Corporate Governance

Corporate governance in Australia is regulated by a combination of the Corporations Act, the ASX Listing Rules, and the ASX Corporate Governance Council’s Principles and Recommendations (currently the 4th edition, effective 2020). The principles recommend that listed companies adopt: a board of directors with an appropriate mix of skills, independence, and diversity; a separate CEO and board chair; a nominations committee; an audit committee; a risk management framework; a remuneration policy; and a code of conduct.

The “if not, why not” approach applies: listed companies must disclose in their annual report the extent to which they have followed each recommendation, and explain any departure.

Takeovers, Fundraising, and Continuous Disclosure

Chapter 6 of the Act (the Takeovers Code) prohibits the acquisition of a relevant interest in voting shares in a listed company if, after the acquisition, the acquirer’s voting power exceeds 20% (the takeovers prohibition). Exceptions include: a formal takeover offer (the “off-market bid”); a scheme of arrangement approved by the court; and the “creep” exception (acquiring up to 3% every six months). The Takeovers Panel (not the court) is the primary forum for resolving disputes about takeover conduct.

Chapter 6D governs fundraising: the issue of securities to investors requires a prospectus containing “full and true disclosure” of all information that investors and their professional advisers would reasonably require to make an informed assessment. Exemptions apply for offers to sophisticated investors and small-scale offerings.

Section 674 imposes a continuous disclosure obligation on listed entities: they must immediately notify the ASX of any information that a reasonable person would expect to have a material effect on the price or value of the entity’s securities. The continuous disclosure regime has been the foundation of securities class actions in Australia and has been the subject of significant reform in recent years.

Financial Services Regulation

Chapter 7 of the Act regulates the provision of financial services in Australia. A person who carries on a financial services business must hold an Australian financial services licence (AFSL) issued by ASIC. Licensees must comply with ongoing obligations, including the provision of a “financial services guide,” the disclosure of fees and conflicts, the handling of client money, and the maintenance of adequate compensation arrangements. The chapter also regulates the operation of financial markets (including the ASX) and clearing and settlement facilities.

External Administration

Chapter 5 of the Act provides for the external administration of companies that are insolvent or in financial difficulty.

Receivership (Part 5.2): a receiver is appointed by a secured creditor to take control of charged assets, realise them, and apply the proceeds to discharge the debt. The receiver acts for the secured creditor.

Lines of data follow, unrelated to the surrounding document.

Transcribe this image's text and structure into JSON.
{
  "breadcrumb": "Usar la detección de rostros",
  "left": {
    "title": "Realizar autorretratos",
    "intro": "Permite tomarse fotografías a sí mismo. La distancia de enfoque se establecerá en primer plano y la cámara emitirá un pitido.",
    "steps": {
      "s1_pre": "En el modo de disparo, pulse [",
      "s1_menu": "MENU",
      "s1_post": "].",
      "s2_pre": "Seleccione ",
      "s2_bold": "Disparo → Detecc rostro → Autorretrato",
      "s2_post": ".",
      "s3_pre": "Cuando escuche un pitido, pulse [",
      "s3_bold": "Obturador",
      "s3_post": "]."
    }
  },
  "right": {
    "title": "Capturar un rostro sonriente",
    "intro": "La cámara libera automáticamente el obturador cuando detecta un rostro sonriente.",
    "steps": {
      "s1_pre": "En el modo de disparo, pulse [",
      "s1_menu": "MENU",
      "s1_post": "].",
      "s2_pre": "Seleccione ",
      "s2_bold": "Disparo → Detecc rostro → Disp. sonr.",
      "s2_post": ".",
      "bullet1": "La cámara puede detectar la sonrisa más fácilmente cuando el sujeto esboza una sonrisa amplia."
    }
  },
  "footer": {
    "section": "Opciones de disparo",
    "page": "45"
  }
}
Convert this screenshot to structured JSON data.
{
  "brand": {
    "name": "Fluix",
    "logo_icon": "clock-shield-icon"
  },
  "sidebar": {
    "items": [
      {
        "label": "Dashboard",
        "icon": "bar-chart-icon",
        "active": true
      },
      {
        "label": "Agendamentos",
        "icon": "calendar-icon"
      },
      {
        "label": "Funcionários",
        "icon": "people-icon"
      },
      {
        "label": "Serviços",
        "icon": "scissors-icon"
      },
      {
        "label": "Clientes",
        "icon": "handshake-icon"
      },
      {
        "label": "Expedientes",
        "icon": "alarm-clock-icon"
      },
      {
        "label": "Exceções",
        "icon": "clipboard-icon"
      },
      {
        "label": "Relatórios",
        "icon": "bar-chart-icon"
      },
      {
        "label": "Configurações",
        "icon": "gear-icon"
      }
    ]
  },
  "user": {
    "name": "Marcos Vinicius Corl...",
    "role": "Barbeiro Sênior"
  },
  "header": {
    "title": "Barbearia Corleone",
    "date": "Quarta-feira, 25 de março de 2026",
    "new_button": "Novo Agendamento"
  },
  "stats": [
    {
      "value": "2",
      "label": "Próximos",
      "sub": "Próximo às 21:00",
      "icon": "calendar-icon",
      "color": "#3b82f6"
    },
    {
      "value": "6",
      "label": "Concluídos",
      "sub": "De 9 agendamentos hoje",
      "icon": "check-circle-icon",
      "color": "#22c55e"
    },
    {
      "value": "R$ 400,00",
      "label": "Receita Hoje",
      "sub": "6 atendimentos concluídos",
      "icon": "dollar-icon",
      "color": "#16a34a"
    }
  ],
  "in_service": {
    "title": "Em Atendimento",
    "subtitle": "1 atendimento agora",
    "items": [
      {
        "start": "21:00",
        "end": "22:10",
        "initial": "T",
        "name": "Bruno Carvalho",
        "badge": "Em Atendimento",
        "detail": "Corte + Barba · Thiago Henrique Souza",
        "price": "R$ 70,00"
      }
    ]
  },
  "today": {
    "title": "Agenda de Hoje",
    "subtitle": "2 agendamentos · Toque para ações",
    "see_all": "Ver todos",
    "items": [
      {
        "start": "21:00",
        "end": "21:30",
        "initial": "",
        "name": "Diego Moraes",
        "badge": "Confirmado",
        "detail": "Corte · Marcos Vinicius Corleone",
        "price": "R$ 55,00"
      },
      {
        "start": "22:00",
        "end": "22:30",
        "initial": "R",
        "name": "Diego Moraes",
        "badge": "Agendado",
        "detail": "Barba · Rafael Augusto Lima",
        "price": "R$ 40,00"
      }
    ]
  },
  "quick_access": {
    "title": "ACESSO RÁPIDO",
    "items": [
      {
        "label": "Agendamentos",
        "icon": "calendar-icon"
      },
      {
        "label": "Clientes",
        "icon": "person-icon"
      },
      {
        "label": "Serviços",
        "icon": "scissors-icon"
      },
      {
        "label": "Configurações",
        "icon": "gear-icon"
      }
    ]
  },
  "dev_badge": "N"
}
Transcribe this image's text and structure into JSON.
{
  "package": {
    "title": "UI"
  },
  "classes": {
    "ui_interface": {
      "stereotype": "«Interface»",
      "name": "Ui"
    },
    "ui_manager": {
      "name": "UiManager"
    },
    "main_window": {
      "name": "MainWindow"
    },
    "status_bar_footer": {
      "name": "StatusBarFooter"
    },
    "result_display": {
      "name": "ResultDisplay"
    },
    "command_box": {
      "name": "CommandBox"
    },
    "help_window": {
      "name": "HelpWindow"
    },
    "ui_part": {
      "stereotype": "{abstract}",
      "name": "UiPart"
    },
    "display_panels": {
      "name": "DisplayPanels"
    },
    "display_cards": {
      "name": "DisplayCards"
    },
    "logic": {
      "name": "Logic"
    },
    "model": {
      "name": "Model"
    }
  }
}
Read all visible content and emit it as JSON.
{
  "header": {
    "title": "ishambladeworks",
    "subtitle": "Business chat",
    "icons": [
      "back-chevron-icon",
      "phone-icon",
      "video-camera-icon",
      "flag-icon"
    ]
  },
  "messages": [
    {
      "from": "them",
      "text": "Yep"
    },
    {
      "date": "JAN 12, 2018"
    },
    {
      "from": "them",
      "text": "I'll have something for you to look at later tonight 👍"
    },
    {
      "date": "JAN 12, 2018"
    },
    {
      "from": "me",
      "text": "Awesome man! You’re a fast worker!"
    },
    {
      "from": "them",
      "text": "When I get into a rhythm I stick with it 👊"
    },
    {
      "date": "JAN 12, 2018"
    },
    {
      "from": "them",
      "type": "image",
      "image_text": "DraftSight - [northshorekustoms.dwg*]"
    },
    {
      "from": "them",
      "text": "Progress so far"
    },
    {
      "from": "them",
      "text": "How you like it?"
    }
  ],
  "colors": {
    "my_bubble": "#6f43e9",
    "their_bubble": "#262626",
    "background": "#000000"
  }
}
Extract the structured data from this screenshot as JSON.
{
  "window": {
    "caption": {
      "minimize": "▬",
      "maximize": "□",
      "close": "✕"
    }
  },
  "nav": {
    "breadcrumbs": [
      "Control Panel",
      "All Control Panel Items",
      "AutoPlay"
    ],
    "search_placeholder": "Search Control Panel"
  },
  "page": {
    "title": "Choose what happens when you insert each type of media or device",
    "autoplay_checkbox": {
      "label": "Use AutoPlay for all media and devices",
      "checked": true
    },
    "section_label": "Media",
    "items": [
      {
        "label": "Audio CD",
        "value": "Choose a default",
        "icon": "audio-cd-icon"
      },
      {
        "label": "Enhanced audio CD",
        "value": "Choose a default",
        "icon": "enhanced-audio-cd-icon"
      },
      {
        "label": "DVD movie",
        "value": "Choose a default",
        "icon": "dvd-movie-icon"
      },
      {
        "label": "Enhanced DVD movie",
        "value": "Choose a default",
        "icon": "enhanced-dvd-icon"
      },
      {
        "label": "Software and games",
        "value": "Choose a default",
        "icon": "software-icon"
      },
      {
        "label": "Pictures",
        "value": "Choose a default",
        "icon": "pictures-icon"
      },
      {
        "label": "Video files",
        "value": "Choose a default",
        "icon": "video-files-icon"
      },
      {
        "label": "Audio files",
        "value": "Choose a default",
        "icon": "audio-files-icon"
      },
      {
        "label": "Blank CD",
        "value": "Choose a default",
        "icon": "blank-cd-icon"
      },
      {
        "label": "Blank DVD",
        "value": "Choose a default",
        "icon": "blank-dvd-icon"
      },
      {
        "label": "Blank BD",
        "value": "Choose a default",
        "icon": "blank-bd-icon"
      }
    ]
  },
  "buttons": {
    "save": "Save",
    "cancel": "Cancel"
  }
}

Voluntary Administration (Part 5.3A): an administrator is appointed (by the board, a liquidator, or a secured creditor) to take control of an insolvent company. The administrator investigates the company’s affairs and recommends whether to accept a deed of company arrangement (DOCA), return control to directors, or place the company into liquidation. A statutory moratorium on creditor enforcement applies during the administration.

Liquidation (Parts 5.4–5.6): a liquidator is appointed (on a winding up order by the court or a resolution of creditors or members) to realise the company’s assets and distribute the proceeds to creditors in the order of priority prescribed by s 556. The liquidator investigates the company’s affairs and may pursue recoveries against directors for insolvent trading and unfair preferences.

Amendments

The Act has been amended extensively. Significant recent amendments include: the introduction of the “whistleblower” protections (2019), extending protections to anonymous whistleblowers; the “continuous disclosure” reforms (2021–2022) addressing the fault element for contraventions of s 674; the “insolvency reform” package (2020) introducing the temporary restructuring process and simplifying the voluntary administration process; and the “Financial Accountability Regime” (2022) imposing enhanced accountability obligations on financial institution directors and senior executives.